28 April, 2009

Cowboy Takes New Middle Position in Calvinism-Arminianism Debate

TULSA, OK - Terry Newton has two loves in life. The first is roping cattle. The second is studying theology. According to Terry, "There's a lot of time to think and read my bible as I sit on my horse and watch the cattle graze."

Terry is a long-time member of the Evangelical Theological Society (ETS). He reportedly likes a good theological discussion almost as much as a T-Bone steak. Terry not only reads and discusses theology, but also writes a good deal. His latest article was recently published in the ETS Journal.

The title of this groundbreaking article is, "A New Middle Position - Finding Two Truths in the Bible."

According to Terry, "After much study of the Bible, I have come to the conclusion that some people at birth are spiritually dead, while others are just spiritually dying. God knew who would be dead, and chose some of those unconditionally for salvation. Of those who were dying, God didn't choose any, but rather left the choice up to them. As for the atonement, God limits the application of Christ's death to those He chose of the spiritually dead, but allows it to be applied to all of the spiritually dying who choose Him."

Terry continued, "When God calls to some of the spiritually dead, His call is effective. All who are called end up placing their faith in Christ. On the other hand, God does not effectively call any of the spiritually dying, but rather simply calls out to them, hoping that they will respond. He would be too much of a gentleman to force the dying to get saved. Finally, regarding perseverance, God keeps those that He chooses - none are lost. However, those who ultimately choose Him have the freedom to reject Him later - they are not firmly held by God to anything."

When asked how two seemingly opposing views can be reconciled like this, he responded, "There are just so many good people on both sides of this debate.
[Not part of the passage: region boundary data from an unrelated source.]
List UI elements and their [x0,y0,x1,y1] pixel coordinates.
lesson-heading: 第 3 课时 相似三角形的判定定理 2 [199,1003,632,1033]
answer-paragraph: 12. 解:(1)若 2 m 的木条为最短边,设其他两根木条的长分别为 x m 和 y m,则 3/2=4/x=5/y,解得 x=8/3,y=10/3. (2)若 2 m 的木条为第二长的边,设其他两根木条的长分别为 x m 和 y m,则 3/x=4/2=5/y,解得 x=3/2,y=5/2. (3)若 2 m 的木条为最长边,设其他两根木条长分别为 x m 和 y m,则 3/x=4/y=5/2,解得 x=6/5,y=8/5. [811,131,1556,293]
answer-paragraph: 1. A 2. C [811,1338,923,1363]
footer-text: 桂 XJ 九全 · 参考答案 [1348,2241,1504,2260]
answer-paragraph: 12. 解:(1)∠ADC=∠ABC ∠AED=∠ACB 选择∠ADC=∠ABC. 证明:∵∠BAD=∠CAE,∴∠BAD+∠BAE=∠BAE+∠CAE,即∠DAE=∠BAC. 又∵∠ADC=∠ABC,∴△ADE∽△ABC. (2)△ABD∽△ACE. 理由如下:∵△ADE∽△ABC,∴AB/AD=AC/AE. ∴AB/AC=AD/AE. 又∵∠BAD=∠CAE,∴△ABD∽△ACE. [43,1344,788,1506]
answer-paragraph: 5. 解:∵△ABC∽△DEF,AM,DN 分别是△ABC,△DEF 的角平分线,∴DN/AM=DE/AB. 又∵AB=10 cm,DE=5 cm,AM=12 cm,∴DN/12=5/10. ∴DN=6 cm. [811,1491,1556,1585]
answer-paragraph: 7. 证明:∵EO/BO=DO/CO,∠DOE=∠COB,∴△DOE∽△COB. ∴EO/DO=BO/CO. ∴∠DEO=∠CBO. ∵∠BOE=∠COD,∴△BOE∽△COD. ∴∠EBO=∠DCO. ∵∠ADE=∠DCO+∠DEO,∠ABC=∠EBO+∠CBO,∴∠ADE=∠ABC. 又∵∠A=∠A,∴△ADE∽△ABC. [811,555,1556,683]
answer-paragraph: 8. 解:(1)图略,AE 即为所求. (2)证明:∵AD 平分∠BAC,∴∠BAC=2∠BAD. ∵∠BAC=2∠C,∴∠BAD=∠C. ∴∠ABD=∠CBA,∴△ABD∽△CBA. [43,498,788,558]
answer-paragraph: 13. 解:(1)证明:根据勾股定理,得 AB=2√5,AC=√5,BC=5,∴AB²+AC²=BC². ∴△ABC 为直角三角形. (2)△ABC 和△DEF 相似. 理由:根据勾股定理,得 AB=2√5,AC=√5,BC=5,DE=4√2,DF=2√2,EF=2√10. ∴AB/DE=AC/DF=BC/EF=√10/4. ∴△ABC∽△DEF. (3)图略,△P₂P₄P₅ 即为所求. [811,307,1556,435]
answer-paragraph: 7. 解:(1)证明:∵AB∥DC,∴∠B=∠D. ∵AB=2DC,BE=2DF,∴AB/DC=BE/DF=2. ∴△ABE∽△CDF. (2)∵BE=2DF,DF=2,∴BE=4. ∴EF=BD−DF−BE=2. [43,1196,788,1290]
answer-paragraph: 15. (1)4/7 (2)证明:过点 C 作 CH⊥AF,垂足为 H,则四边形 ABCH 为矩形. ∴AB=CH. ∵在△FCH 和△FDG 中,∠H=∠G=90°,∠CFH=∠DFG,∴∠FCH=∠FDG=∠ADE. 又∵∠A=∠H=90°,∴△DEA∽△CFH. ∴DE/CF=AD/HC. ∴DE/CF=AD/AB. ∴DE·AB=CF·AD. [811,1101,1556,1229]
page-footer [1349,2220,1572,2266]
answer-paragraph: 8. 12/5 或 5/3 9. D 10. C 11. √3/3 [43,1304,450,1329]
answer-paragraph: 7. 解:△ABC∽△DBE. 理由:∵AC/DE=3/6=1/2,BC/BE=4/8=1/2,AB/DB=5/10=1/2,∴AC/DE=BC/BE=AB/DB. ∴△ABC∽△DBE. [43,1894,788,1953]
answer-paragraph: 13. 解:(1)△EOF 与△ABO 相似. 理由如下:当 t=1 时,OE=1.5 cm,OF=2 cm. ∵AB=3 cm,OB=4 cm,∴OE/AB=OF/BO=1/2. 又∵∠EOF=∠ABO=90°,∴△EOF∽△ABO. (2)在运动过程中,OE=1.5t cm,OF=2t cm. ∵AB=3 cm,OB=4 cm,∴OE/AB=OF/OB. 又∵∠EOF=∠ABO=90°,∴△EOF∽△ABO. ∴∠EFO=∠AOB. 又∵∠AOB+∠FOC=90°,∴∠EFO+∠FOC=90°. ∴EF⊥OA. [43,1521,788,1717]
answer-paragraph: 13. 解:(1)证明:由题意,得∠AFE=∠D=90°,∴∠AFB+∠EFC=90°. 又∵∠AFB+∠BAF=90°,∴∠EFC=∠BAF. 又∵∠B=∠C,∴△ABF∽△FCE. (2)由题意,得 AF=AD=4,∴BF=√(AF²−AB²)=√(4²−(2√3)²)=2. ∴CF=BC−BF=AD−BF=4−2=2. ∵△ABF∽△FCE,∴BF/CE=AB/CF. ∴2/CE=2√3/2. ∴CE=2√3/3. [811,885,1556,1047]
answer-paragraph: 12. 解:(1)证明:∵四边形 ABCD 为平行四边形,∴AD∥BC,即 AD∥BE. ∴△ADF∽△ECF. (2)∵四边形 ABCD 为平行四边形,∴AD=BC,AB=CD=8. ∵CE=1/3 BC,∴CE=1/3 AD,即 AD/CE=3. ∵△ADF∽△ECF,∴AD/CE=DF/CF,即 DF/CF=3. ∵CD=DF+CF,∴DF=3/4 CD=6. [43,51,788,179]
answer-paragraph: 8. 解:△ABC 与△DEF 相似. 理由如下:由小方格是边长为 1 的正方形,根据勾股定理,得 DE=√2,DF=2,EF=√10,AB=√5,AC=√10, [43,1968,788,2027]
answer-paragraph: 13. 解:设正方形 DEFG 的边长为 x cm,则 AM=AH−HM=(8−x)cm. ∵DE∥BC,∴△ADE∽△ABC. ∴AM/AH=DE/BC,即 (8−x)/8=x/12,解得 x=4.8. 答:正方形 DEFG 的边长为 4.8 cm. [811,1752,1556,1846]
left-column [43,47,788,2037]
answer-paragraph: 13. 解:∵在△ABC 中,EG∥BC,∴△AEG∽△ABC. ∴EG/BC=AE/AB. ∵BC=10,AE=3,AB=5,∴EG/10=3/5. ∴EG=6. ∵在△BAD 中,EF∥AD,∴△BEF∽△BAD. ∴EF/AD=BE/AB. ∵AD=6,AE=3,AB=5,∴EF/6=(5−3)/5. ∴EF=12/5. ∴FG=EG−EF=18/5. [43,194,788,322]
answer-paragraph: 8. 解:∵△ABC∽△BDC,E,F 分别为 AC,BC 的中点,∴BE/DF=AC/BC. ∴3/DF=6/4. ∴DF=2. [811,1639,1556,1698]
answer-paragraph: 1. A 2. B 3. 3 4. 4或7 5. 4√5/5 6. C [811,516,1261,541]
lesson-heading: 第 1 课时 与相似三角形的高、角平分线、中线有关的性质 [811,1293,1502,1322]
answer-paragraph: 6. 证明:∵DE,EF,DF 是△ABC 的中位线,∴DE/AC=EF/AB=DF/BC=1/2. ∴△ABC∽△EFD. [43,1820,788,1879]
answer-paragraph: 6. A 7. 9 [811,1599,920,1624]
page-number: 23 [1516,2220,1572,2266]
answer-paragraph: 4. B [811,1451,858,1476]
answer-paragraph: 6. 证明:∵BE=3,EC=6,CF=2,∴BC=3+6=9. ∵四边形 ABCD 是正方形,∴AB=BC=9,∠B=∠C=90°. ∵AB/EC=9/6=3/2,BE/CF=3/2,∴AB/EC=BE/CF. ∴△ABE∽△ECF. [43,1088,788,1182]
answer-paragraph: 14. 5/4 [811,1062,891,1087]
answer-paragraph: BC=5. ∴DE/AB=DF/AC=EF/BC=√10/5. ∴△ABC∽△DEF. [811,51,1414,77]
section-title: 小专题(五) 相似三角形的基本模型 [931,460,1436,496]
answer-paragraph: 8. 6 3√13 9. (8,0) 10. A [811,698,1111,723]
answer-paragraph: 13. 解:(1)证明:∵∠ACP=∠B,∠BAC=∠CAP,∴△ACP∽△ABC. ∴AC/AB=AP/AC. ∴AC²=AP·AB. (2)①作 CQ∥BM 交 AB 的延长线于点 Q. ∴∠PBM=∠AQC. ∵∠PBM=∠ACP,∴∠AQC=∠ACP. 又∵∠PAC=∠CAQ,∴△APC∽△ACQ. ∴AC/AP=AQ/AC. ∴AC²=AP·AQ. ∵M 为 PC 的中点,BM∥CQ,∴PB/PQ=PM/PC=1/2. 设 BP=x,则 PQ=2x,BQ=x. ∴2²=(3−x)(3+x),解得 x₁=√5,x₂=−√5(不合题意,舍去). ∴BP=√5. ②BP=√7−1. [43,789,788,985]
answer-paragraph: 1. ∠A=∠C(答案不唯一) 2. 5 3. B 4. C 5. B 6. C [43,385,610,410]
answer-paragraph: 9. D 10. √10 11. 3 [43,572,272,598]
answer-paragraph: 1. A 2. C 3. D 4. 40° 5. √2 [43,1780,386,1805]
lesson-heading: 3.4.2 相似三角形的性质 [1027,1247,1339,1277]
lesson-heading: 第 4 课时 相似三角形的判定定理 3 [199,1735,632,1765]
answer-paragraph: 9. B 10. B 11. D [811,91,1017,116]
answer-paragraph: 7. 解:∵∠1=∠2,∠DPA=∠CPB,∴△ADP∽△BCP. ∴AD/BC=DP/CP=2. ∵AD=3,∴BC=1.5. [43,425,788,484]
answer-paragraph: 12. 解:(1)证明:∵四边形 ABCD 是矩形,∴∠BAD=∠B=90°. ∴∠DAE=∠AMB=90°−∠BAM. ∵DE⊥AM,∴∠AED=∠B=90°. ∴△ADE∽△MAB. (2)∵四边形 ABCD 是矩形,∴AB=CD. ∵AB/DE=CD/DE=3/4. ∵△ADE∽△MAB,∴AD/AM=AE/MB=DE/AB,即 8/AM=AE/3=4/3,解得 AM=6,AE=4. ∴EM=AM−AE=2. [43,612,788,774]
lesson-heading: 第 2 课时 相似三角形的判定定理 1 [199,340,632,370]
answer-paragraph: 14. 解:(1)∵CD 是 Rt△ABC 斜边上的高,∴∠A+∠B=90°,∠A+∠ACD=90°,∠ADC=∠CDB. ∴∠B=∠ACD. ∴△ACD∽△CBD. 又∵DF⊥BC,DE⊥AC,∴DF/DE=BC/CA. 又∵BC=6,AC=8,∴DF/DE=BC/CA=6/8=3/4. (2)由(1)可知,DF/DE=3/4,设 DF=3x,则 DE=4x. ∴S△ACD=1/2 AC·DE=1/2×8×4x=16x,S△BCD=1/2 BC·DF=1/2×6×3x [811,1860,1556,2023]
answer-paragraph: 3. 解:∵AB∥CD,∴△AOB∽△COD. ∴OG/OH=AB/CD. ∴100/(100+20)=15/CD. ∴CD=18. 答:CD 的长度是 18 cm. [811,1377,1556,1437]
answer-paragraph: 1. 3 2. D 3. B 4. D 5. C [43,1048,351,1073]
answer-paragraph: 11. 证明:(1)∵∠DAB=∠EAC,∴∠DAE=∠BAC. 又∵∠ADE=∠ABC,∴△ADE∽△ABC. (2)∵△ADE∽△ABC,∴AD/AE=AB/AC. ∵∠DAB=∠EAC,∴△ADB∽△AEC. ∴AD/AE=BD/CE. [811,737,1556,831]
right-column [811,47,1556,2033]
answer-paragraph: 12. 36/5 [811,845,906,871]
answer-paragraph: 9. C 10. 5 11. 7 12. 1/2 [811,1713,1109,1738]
For example, when we look at history, the Calvinism side has Luther, Calvin (of course), Zwingli, Owen, Edwards, Spurgeon, Carey, Judson, etc. The Arminian side has Arminius, Wesley, and a bunch of popes. Well, I guess it's not that even. As for today, the Calvinists have MacArthur, Piper, Sproul, Mahaney, Mohler, Begg, Ferguson, Carson, Baucham, White, and Grudem. The Arminians have Geisler, Patterson, and, well, I suppose that isn't even either."

TBNN inquired, "What is your real motivation here? Why this new theory?"

Terry finally admitted, "I just want everyone to get along. Can't we all get along?"


Darrin said...

Eric, isn't this the guy who wrote the Baptist Faith and Message?

Elder Eric said...


I think so. This cowboy's position is about as theologically consistent as the BFM 2000 is.

Jeff said...

Terry finally admitted, "I just want everyone to get along. Can't we all get along?"


UncleChicken said...

Hey, you totally messed up the list of present authors/teachers on either side of the debate. The 'Calvinists' you mentioned - those are actual EXTREME Calvinists. Geisler isn't Arminian - he's a moderate Calvinist. Goodness, you should read some more.
And your cowboy didn't invent this theory. He stole it from some of my friends...

TwistTim said...

Uncle Chicken, "The Cowboy Theologian" is at the same time, some of your friends, and not some of your friends.

Therefore he stole some of it from them, but he also didn't steal it from himself.

fresnel said...

"Therefore he stole some of it from them, but he also didn't steal it from himself."

This is a really interesting idea. If I steal from myself, is it a sin? How do I show that I have made full restitution? If my conscience bothers me for stealing from myself, how do I forgive myself? If I harden my heart for stealing from myself, how do I tear down the wall so that I can talk to myself again? More to the point, if I eat all the banana slices on my cereal without saving any for me, will I be slighting myself? Most to the point, will I be left overfull or still hungry?

Jim Pemberton said...

Maybe this is the guy who brought the mechanical bull to the Independence Day festivities last year in Tulsa, hosted by local churches.